Stephen rolled his eyes.
“Ah, yes. The same wizards who will fix Connor’s deformity.”
“Yes.” Ty refused to try and convince Stephen further of the truth. He had to admit, though, that he couldn’t blame his brother-in-law for his disbelief.
“Isn’t it unfortunate, then, that we have lost that gateway to such a wondrous time?”
Ty looked at him, thought of Callen and Daniel and Connor, there in the future, thinking God knows what, while Ty agonized in the past, with no possible way, other than Fate, to get home.
“Unfortunate,” he repeated Stephen’s word, staring at the charred base of the column. “You have no idea.”
CHAPTER TWENTY-TWO
Callen woke to the sound of Connor’s giggles. Her gaze flew to her son, where he and Daniel sat, tossing pebbles at that flimsy cup, then she turned to the column, knowing before she looked inside that Ty had not passed through it.
Her breath shook as she exhaled, but she would not give in to the hysteria rising in her chest. Instead, she brushed dirt off her trousers, then wandered over to the boys.
“Good morning,” Daniel said as he tossed another pebble.
“Mama!” Connor scrambled to his feet, wrapping his arms around Callen’s legs. She stooped and gave him a hug, then wrinkled her nose. Was there another smell in the world quite like dirty little boys?
“Goodness! You are in dire need of soap and water, young man!”
Daniel took a deep, dramatic breath.
“After the fire, and then camping out here all night, I think it’s safe to say that none of us smell too flowery.”
She had to agree with him. She couldn’t remember ever feeling so grimy and nasty.
“Callen, I’ve been thinking,” Daniel said, tossing away his handful of pebbles and rising. “We can’t stay out here all night again. For one thing, I don’t know if we’re allowed to spend the night on the grounds, and for another, it’s just not safe. We got lucky last night, but there’re too many signs around that…well, that people come here after dark.”
Callen started to ask what he meant, but when his cheeks colored to bright pink beneath a sparse scattering of whiskers, she decided to simply take his word for it.
“Anyway, I figure
we can get a room somewhere nearby, use my debit card to guarantee payment, and we’ll spend the day here and the night there. Unless,” he added hopefully, “Ty gets back today.”
She chewed on her lower lip. She really didn’t want to leave, not even for a moment, but Daniel obviously was right. She couldn’t put their lives in danger. And if Ty came back at night, surely he would know they wouldn’t be far. Surely he wouldn’t expect them to go back to Memphis under these circumstances.
She finally nodded.
“Great,” he said, opening the car door and pulling out a box with Pastry Shop printed on its side. “They’re a little stale from last night, but anybody want breakfast?”
*******
The first day passed, and Ty cleared the rubble from around the column. Once he could negotiate safely, he thought positive thoughts, visualized stepping out of the chamber to the sight of Callen and Dan and Connor. With one deep, uplifting breath, he pushed the cellar side open, stepped into the shadowy interior, then closed the panel. With one more prayer, he opened the other side.

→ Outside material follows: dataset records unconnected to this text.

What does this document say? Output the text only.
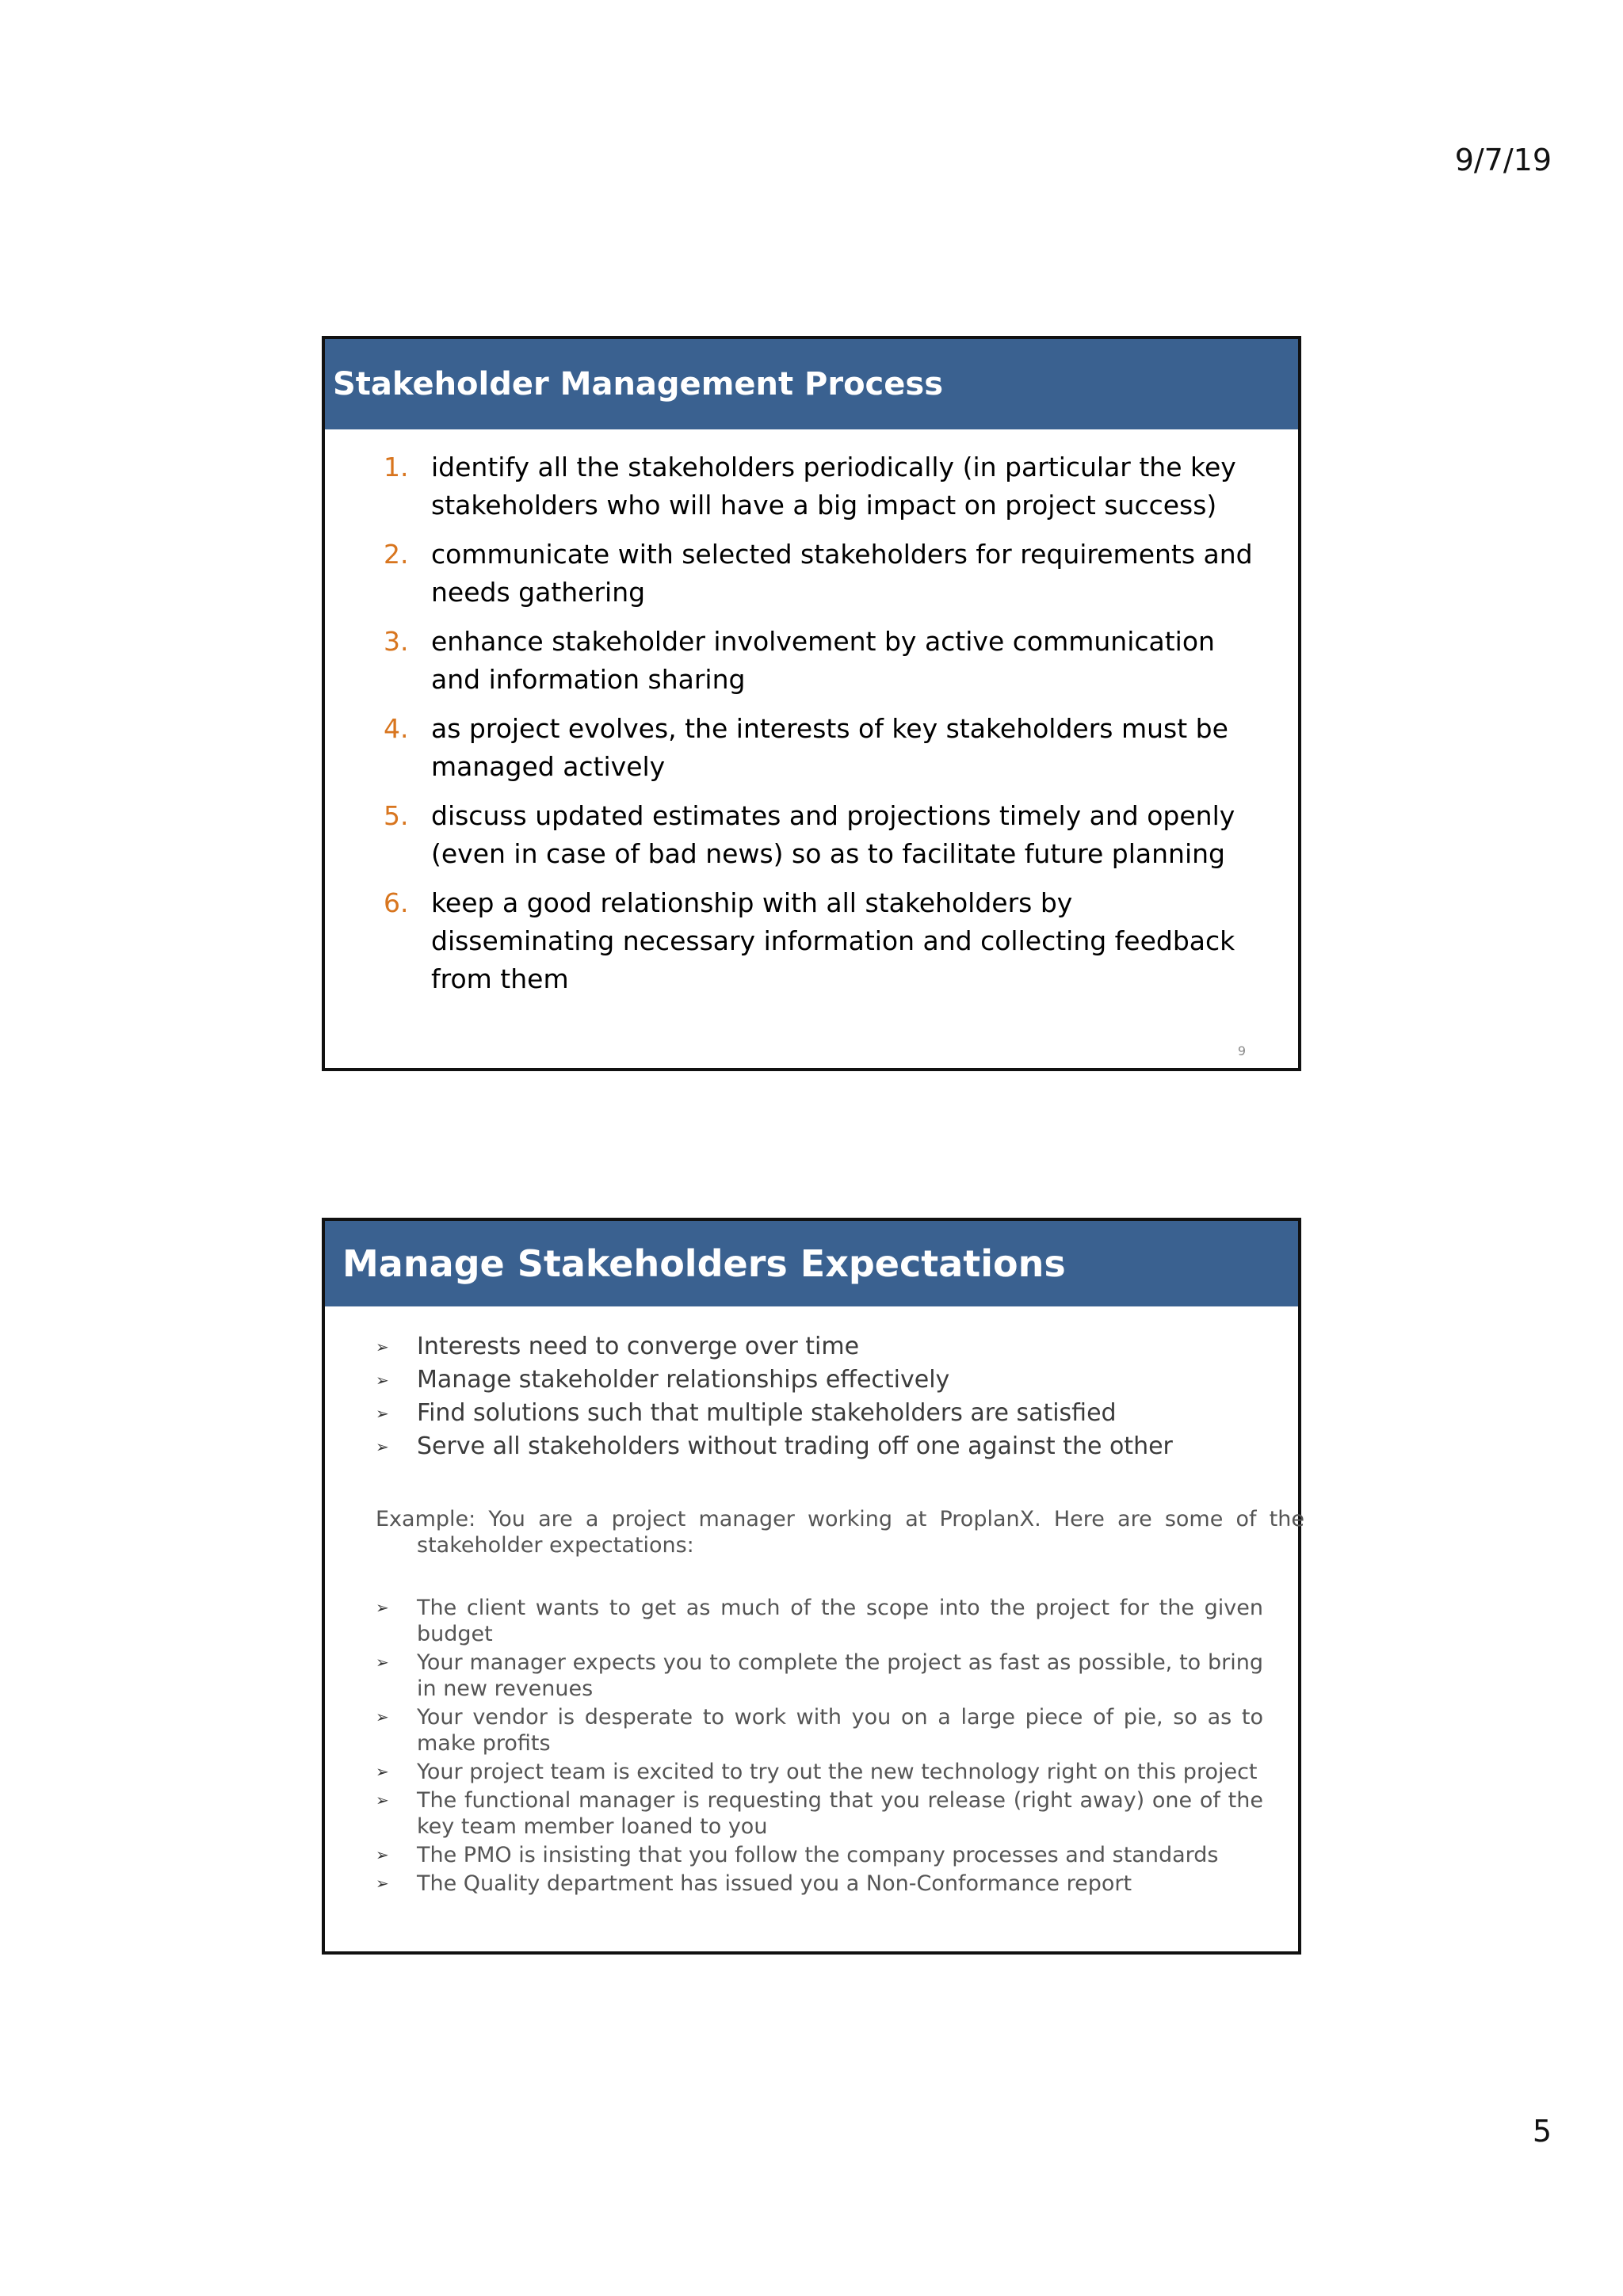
9/7/19
Stakeholder Management Process
1. identify all the stakeholders periodically (in particular the key stakeholders who will have a big impact on project success)
2. communicate with selected stakeholders for requirements and needs gathering
3. enhance stakeholder involvement by active communication and information sharing
4. as project evolves, the interests of key stakeholders must be managed actively
5. discuss updated estimates and projections timely and openly (even in case of bad news) so as to facilitate future planning
6. keep a good relationship with all stakeholders by disseminating necessary information and collecting feedback from them
9
Manage Stakeholders Expectations
➢	Interests need to converge over time
➢	Manage stakeholder relationships effectively
➢	Find solutions such that multiple stakeholders are satisfied
➢	Serve all stakeholders without trading off one against the other
Example: You are a project manager working at ProplanX. Here are some of the stakeholder expectations:
➢	The client wants to get as much of the scope into the project for the given budget
➢	Your manager expects you to complete the project as fast as possible, to bring in new revenues
➢	Your vendor is desperate to work with you on a large piece of pie, so as to make profits
➢	Your project team is excited to try out the new technology right on this project
➢	The functional manager is requesting that you release (right away) one of the key team member loaned to you
➢	The PMO is insisting that you follow the company processes and standards
➢	The Quality department has issued you a Non-Conformance report
5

To the sight of Windsor’s front lawn and Hobson strutting across the breadth of it.
“It’s okay. It’s okay,” he told himself, staggering back against the panel, tamping down a despair that could easily consume him. “I’ll give it some time. I just need a little more time.” He refused to ask himself what he needed the time for. He had no answer. He knew it. Therefore, he would not ask the question.

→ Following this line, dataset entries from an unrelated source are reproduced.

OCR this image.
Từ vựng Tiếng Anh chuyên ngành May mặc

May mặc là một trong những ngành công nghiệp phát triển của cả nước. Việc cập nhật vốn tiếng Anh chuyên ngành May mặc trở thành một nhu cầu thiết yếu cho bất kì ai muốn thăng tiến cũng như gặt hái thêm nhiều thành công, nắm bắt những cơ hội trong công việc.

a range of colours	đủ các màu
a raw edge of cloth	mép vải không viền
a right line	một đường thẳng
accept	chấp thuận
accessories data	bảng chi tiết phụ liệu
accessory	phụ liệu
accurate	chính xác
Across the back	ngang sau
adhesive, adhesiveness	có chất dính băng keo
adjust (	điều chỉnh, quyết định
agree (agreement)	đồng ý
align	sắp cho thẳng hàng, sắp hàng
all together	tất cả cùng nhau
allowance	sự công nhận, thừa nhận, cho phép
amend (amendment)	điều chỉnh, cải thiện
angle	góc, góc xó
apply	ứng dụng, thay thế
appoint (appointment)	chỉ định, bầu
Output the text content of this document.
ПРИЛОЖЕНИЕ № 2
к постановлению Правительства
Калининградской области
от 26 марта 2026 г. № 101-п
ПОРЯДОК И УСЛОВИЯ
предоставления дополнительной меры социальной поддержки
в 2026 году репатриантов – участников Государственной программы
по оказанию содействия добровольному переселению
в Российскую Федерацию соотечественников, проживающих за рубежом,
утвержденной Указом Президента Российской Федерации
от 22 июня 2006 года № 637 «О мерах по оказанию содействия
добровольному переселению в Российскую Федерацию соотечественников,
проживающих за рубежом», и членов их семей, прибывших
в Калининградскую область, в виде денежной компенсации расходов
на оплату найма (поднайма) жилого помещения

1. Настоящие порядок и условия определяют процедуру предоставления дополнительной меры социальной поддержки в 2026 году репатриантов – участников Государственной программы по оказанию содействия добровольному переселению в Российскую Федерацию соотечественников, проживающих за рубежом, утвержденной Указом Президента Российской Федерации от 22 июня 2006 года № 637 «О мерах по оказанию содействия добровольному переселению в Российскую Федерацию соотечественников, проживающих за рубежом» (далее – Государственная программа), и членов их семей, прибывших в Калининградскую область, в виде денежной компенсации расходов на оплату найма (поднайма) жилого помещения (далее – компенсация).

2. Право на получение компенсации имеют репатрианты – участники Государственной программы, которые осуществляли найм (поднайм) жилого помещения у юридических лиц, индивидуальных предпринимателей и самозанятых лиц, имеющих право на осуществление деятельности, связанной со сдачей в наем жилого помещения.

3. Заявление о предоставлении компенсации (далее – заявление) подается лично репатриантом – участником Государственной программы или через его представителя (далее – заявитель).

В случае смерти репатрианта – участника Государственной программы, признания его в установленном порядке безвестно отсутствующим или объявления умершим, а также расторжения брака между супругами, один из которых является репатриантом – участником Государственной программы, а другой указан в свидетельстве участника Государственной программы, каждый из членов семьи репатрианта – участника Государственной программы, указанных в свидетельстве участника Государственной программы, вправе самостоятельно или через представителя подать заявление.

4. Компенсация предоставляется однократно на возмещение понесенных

He spent the second day walking through the column. And the third. He tried it at every hour, half hour, quarter hour. He tried the middle of the night. He tried it during the last fading rays of the sun.
The despair, the overwhelming, gut-wrenching, heart-ripping despair finally gripped him with a vengeance. Sleep eluded him completely. He roamed the grounds day and night, sat for hours and stared at the pillar.